Calling Centralizers into Question
While proximal and distal centralizers are designed to achieve an adequate central stem position within the canal, findings from a number of research studies question their benefit. One study comparing insertion of stems with and without a centralizer did not demonstrate a significant benefit of a centralizer in avoiding coronal malalignment of the stem. Another study noted that a distal centralizer allowed for less variation in the circumferential cement mantle compared with stems inserted without a centralizer. A third study showed that proximal stem centralizers did not provide a benefit in cement penetration and pressurization but did increase the risk of stem malpositioning. These findings cast doubt on the need for a centralizer, and if a centralizer device is used, close attention should be paid to stem positioning without relying on self-correction of a flawed stem alignment.
Importance of Cement Pressurization
During cement pressurization, if higher pressures generally lead to better bone penetration, then sustaining that pressure for a longer duration may inhibit fluid backflow into the canal and avoid jeopardizing the integrity of the cement mantle. A number of studies have assessed pressurizer systems but with varying results.

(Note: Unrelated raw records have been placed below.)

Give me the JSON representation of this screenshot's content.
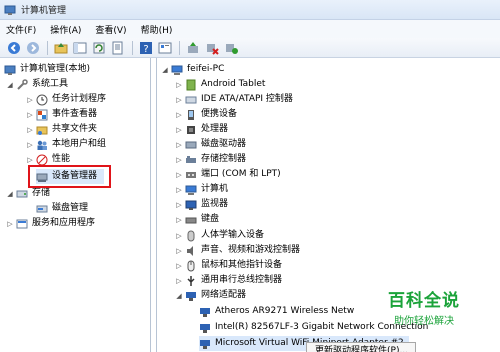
{
  "window": {
    "title": "计算机管理"
  },
  "menu": [
    "文件(F)",
    "操作(A)",
    "查看(V)",
    "帮助(H)"
  ],
  "toolbar": {
    "icons": [
      "back-icon",
      "forward-icon",
      "up-folder-icon",
      "show-tree-icon",
      "refresh-icon",
      "export-icon",
      "help-icon",
      "properties-icon",
      "update-driver-icon",
      "disable-device-icon",
      "uninstall-device-icon",
      "scan-hardware-icon"
    ]
  },
  "left_tree": {
    "root": "计算机管理(本地)",
    "system_tools": "系统工具",
    "task_scheduler": "任务计划程序",
    "event_viewer": "事件查看器",
    "shared_folders": "共享文件夹",
    "local_users": "本地用户和组",
    "performance": "性能",
    "device_manager": "设备管理器",
    "storage": "存储",
    "disk_management": "磁盘管理",
    "services": "服务和应用程序"
  },
  "right_tree": {
    "computer": "feifei-PC",
    "categories": [
      "Android Tablet",
      "IDE ATA/ATAPI 控制器",
      "便携设备",
      "处理器",
      "磁盘驱动器",
      "存储控制器",
      "端口 (COM 和 LPT)",
      "计算机",
      "监视器",
      "键盘",
      "人体学输入设备",
      "声音、视频和游戏控制器",
      "鼠标和其他指针设备",
      "通用串行总线控制器",
      "网络适配器"
    ],
    "network_adapters": [
      "Atheros AR9271 Wireless Netw",
      "Intel(R) 82567LF-3 Gigabit Network Connection",
      "Microsoft Virtual WiFi Miniport Adapter #2"
    ]
  },
  "context_menu": {
    "first_item": "更新驱动程序软件(P)..."
  },
  "watermark": {
    "main": "百科全说",
    "sub": "助你轻松解决"
  },
  "colors": {
    "highlight": "#e0141a",
    "watermark": "#1ba33a",
    "selection": "#d9e8fb"
  }
}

However, the results do indicate that “systems achieving a closer fit to the canal opening allow for longer higher-pressure levels while simultaneously controlling for cement leakage.” Moreover, using a pressurizer during cement application followed by calcar occlusion during stem insertion is recommended to achieve adequate high pressures for longer duration.

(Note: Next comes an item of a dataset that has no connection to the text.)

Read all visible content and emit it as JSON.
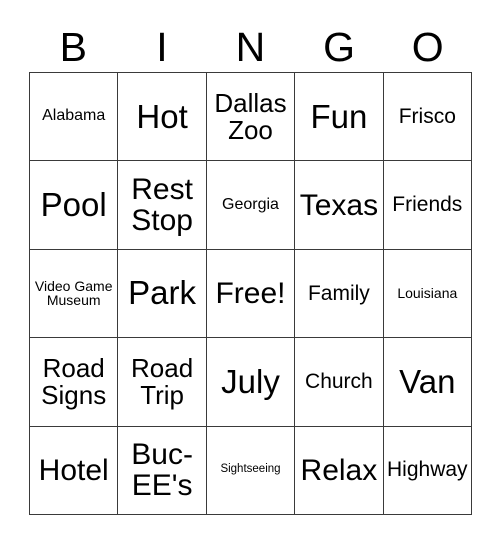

In summary, the NewYork-Presbyterian/Columbia faculty, Dr. Cooper and Dr. Shah, and their co-authors note, “Although the cementing process adds technical complexity to total hip arthroplasty, growing evidence supports its use in certain cohorts. As such, it is critical that orthopedic surgeons and investigators have a thorough understanding of the fundamentals and evidence underlying modern cementation techniques.”